The relationship between Sherman and Thomas is even more problematic, although, if one studies Sherman, one knows that Sherman expressed reservations about Grant as well, so it was not unlike him to raise questions about his colleagues as if he knew better. I suspect that Sherman fed Grant’s reservations about Thomas, and Grant, recalling that Sherman often presented himself as one of Thomas’s friends, gave those comments more credence; Grant was also able with Sherman to maintain a relationship even as Sherman raised questions about Grant’s ideas, especially during the Vicksburg campaign.
I’ve heard someone raise the possibility on a discussion group recently that the clash over Thomas’s performance might reflect some sort of sectional animus, but there’s absolutely no evidence for that (this fellow tries to see sectional animus in everything). Moreover, in truth it’s something of a one-sided fight, where Thomas’s especially advocates seem rather enamored of their hero as superior to all others. They tend to drawn from the same texts to construct their defense of Thomas, which is always in part an attack on Grant and Sherman (and those who write about them). Thus Benson Bobrick’s recent worshipful account simply rehashes the work of Henry Van Ness Boynton and Donn Piatt, who were among the early leaders of the pro-Thomas movement (in an exchange with me on History News Network, Bobrick proved unable to list any new contribution his Thomas biography had made). Others who have followed this path include Thomas van Horne, Freeman Cleaves, Francis McKinney., and Thomas Buell. They are cheered on by a small but vocal set of internet fans who were rather loud. I can recall a conference near Fredericksburg where someone asked Buell whether Thomas ever had done anything wrong, and Buell responded that nothing came to mind. Bobrick’s passionate and emotional defense of Thomas is in line with that approach (see the comments elicited by his book on Amazon). To date only Christopher Einolf has produced an account that seems dispassionate, and in some cases that was achieved by circumventing controversy.

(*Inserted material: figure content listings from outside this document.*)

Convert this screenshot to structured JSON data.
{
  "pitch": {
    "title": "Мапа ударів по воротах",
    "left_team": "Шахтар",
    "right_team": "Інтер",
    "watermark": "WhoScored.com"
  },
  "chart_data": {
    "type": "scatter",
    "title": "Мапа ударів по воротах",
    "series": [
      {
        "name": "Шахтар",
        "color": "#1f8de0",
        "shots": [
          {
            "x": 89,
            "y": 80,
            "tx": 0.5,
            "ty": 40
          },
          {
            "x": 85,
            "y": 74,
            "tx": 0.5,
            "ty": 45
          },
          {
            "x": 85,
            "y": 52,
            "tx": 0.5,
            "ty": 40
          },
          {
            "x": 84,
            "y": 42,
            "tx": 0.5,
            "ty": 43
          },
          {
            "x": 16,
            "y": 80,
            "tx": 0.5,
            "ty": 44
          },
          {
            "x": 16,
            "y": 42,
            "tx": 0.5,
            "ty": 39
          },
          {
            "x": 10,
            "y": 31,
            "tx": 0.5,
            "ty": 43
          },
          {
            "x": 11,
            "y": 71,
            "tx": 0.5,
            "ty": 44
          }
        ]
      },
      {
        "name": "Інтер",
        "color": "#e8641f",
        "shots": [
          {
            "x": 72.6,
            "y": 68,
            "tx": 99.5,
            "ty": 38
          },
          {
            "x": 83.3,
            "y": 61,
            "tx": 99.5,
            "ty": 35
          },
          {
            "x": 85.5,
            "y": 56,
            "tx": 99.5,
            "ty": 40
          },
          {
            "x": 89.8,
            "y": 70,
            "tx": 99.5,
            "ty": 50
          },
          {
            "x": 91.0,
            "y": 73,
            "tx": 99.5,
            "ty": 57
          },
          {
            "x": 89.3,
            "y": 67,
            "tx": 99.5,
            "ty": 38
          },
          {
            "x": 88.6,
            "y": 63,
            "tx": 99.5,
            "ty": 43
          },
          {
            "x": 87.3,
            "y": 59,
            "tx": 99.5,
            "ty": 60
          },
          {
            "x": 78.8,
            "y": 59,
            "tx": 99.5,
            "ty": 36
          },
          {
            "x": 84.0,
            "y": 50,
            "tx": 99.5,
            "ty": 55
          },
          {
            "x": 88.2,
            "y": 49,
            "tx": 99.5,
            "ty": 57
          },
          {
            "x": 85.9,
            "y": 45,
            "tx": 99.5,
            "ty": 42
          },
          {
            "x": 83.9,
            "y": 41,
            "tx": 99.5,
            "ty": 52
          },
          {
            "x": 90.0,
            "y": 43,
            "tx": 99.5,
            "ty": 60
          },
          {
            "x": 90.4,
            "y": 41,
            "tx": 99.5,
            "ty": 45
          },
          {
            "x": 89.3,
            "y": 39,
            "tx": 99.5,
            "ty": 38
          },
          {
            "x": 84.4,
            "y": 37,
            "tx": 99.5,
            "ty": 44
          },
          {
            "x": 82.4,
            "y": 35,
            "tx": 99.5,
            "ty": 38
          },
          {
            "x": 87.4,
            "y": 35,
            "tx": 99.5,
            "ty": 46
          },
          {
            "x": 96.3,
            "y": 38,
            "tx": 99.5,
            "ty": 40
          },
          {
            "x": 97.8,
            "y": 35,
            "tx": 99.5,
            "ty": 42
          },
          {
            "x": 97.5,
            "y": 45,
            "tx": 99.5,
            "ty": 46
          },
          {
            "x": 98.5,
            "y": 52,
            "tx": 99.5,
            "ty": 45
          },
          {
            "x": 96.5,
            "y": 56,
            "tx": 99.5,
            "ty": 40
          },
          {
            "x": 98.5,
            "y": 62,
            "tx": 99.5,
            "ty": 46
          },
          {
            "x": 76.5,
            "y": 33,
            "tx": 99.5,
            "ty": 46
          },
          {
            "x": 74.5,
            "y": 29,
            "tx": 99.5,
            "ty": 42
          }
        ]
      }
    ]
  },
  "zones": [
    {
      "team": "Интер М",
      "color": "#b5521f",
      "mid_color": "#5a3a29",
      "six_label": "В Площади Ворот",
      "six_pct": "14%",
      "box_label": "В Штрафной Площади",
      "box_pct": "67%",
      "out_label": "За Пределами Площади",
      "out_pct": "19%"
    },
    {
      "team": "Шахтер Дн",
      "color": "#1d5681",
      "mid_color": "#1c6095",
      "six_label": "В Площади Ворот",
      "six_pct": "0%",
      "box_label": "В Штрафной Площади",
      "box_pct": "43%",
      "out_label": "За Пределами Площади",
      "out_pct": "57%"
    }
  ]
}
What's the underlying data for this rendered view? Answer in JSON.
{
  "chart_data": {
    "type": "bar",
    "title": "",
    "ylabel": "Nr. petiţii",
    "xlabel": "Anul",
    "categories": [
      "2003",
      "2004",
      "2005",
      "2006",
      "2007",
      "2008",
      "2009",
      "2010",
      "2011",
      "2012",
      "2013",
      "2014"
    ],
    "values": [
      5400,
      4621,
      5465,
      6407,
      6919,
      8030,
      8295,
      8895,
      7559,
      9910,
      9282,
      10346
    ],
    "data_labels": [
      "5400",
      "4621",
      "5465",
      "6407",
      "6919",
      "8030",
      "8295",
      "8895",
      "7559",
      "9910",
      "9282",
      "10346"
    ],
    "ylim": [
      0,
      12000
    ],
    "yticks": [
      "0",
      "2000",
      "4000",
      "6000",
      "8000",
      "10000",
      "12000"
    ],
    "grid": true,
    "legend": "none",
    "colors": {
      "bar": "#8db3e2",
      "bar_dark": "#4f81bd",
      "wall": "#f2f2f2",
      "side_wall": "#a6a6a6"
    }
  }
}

Apparently this conflict is one over a rather small amount of ground. No one is arguing that Thomas was terrible: far from it. Some people do argue that Thomas was human, made mistakes, and might share some of the responsibility for his flawed relationship with Grant, but those ideas are evidently unacceptable to the Thomas true believers. Others wonder whether a more dispassionate look at Thomas’s battlefield performances might reveal flaws as well as a tendency to exaggerate what did happen, something scholars do for all Civil War generals, but apparently one can’t do this in the case of Thomas without becoming the target of intense abuse from a small circle.
So we are left with the question of why some people make such a fuss over George H. Thomas. Just to raise the question invites some interesting replies. We’ll see.